For Home Depot, the biggest development over the past year, in our view, has been the aggressive push by the company to expand its Home Depot Supply business in the $410 billion professional market. In July, 2005, the company acquired National Waterworks, the leading distributor of water and wastewater transmission equipment in the U.S. Then, on January 10, 2006, it agreed to purchase Hughes Supply (HUG; $46) for $3.47 billion (including the assumption of debt), which would be its largest acquisition ever.

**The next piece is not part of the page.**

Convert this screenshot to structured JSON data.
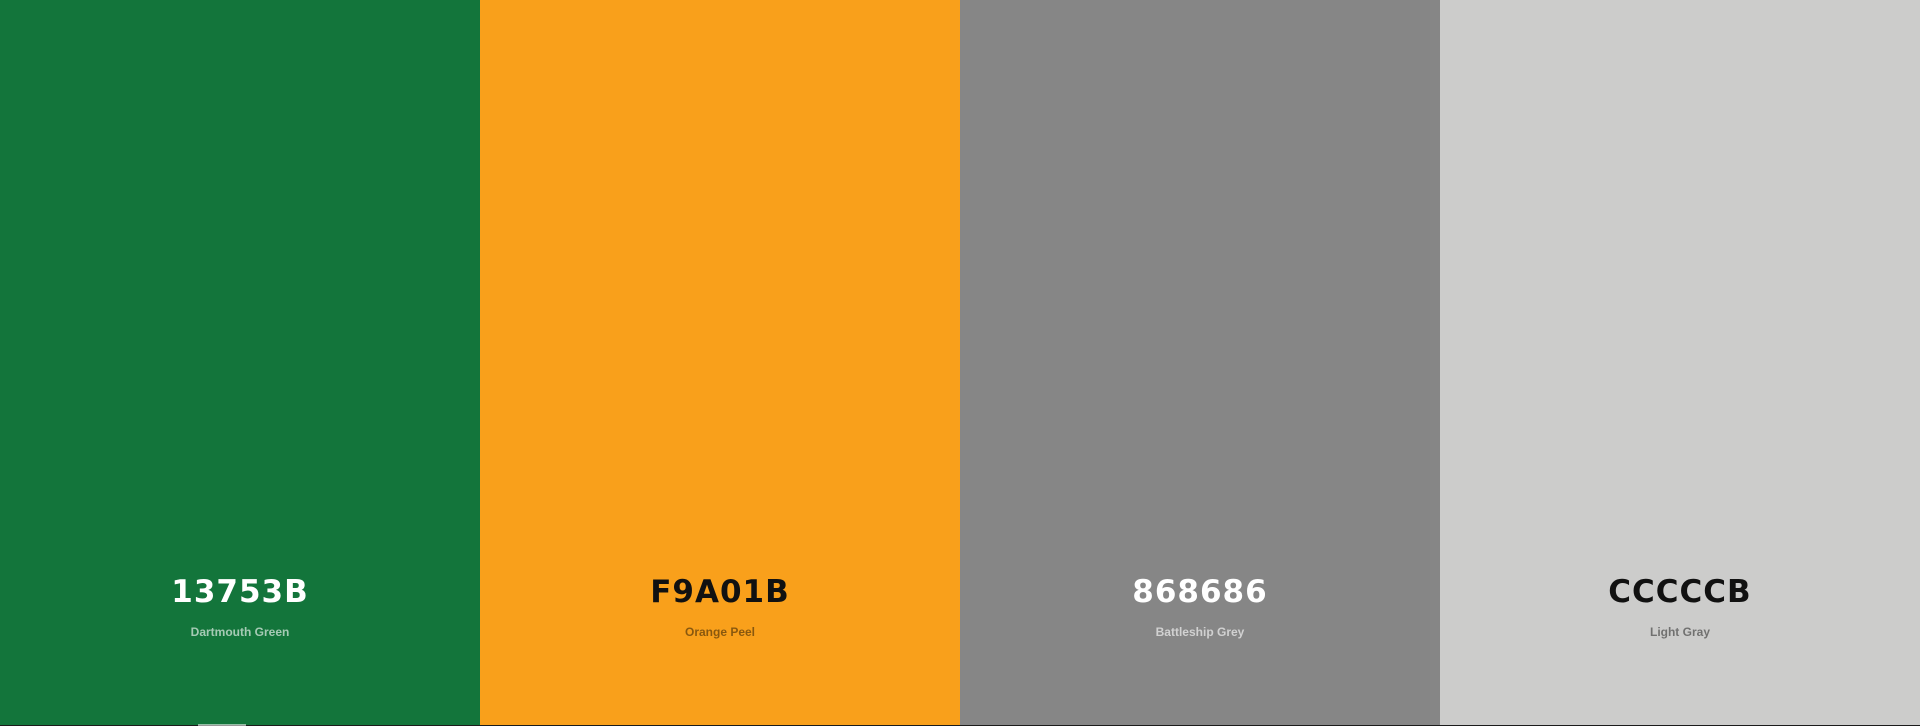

However, S&P also says toward the end of the piece that even a "modest" housing bubble pop would be very bad for home improvements:
First and foremost, a modest decline in real estate values would likely adversely affect Home Depot. With U.S. savings rates near (or below) zero and a rather flat stock market, we believe consumers will be much less apt to spend on home-improvement projects should their net worth decline. Rising interest rates could be a catalyst to the bursting of a housing bubble, as many recent mortgages have been financed as interest-only or adjustable rate mortgages (ARMs). These rising rates would have the effect of driving up mortgage payments, thus reducing discretionary income.